Türkiyenin Dönem Başkanlığında G20 Gündemi Konferansı

Başbakan Davutoğlu: (2)"Bizler uzun uzadıya toplantılarda BM'nin reforme edilmesi gerektiğini konuşuyoruz neredeyse 25 senedir ama bunun için atılmış tek bir adım bile yok"

İSTANBUL (AA) - Başbakan Ahmet Davutoğlu, "Bizler uzun uzadıya toplantılarda BM'nin reforme edilmesi gerektiğini konuşuyoruz neredeyse 25 senedir ama bunun için atılmış tek bir adım bile yok.
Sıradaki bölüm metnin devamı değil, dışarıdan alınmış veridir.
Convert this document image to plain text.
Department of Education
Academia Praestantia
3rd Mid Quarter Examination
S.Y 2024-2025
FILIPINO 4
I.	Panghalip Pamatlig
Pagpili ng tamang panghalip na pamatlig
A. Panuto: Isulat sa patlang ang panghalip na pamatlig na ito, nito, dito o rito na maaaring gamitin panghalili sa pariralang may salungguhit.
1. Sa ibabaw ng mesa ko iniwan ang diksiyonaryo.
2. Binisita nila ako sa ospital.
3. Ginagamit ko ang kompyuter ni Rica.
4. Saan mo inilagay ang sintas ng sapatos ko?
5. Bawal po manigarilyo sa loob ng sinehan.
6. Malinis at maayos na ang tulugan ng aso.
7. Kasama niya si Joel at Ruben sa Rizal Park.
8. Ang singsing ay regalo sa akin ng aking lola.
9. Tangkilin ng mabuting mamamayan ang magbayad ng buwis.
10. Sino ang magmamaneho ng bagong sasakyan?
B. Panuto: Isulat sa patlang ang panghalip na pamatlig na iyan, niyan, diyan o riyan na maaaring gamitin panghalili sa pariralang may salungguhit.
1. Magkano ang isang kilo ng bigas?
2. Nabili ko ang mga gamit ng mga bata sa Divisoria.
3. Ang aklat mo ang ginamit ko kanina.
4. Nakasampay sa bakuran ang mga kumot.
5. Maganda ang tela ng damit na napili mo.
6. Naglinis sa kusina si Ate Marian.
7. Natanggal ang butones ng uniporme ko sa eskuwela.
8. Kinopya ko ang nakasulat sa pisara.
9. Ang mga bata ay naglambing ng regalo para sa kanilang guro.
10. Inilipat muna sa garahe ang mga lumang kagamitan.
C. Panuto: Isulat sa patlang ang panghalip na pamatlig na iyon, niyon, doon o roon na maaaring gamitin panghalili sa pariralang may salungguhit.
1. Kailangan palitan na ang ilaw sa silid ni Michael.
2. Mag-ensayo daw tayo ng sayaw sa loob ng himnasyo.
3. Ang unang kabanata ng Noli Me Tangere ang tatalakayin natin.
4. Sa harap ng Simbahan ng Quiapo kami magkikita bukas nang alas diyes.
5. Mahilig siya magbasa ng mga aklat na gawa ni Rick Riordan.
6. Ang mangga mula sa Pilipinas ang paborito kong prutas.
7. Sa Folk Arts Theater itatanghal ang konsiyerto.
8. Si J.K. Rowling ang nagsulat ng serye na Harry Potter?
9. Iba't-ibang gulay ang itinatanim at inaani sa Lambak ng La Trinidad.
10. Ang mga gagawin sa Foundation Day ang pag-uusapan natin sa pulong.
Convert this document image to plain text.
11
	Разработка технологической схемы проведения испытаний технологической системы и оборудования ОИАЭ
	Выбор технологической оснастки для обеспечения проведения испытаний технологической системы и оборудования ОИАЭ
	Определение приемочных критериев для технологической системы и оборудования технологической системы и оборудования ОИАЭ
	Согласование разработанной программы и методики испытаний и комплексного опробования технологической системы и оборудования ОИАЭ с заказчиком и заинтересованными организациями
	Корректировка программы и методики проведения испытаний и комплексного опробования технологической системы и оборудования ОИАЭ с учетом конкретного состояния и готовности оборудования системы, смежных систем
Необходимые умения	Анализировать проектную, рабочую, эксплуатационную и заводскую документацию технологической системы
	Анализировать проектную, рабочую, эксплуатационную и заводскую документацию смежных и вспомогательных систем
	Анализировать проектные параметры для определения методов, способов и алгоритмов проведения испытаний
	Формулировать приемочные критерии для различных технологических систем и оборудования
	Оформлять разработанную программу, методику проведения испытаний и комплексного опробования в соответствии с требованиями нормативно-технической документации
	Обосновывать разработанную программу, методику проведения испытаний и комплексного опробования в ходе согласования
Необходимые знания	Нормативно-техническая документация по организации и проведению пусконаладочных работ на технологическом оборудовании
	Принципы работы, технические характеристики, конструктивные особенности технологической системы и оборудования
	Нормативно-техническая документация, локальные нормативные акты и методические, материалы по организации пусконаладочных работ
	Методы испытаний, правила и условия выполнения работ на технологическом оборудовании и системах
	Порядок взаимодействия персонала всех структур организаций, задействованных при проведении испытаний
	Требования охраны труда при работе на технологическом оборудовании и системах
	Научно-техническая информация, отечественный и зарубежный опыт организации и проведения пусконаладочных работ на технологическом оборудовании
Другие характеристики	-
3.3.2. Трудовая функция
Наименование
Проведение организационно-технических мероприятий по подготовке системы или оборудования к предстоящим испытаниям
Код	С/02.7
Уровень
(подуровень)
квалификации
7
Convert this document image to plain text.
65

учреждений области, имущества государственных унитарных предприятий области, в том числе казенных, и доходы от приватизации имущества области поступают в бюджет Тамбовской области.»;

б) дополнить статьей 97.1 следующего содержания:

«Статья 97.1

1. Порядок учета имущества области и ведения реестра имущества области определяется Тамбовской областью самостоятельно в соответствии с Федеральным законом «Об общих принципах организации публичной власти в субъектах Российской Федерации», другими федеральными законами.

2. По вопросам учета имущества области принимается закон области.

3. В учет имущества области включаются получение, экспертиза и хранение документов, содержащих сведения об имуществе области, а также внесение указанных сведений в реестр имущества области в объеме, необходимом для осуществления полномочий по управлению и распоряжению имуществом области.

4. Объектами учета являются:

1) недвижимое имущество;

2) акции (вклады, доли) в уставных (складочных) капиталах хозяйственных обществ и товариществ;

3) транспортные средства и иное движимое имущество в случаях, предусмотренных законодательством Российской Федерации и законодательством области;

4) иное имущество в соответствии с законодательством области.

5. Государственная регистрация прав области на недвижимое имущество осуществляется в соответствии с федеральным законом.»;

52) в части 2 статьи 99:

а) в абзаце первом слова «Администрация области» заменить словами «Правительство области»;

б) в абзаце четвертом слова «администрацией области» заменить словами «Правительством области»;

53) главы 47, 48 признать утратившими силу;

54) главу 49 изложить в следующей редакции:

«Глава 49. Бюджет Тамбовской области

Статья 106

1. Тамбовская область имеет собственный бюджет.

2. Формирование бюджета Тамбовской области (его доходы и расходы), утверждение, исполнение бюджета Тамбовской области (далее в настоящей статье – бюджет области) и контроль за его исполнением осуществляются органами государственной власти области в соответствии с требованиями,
Ne yapıda ne de misyon açısından" dedi. 

Davutoğlu, Uluslararası Finans Enstitüsünün The Four Seasons Bosphorus Otelde düzenlediği, "Türkiye'nin Dönem Başkanlığında G20 Gündemi" başlıklı toplantıda yaptığı konuşmada, G20'nin ekonomik krizle mücadele konusunda, küresel ekonomi için de büyük şans olduğunu ifade etti. 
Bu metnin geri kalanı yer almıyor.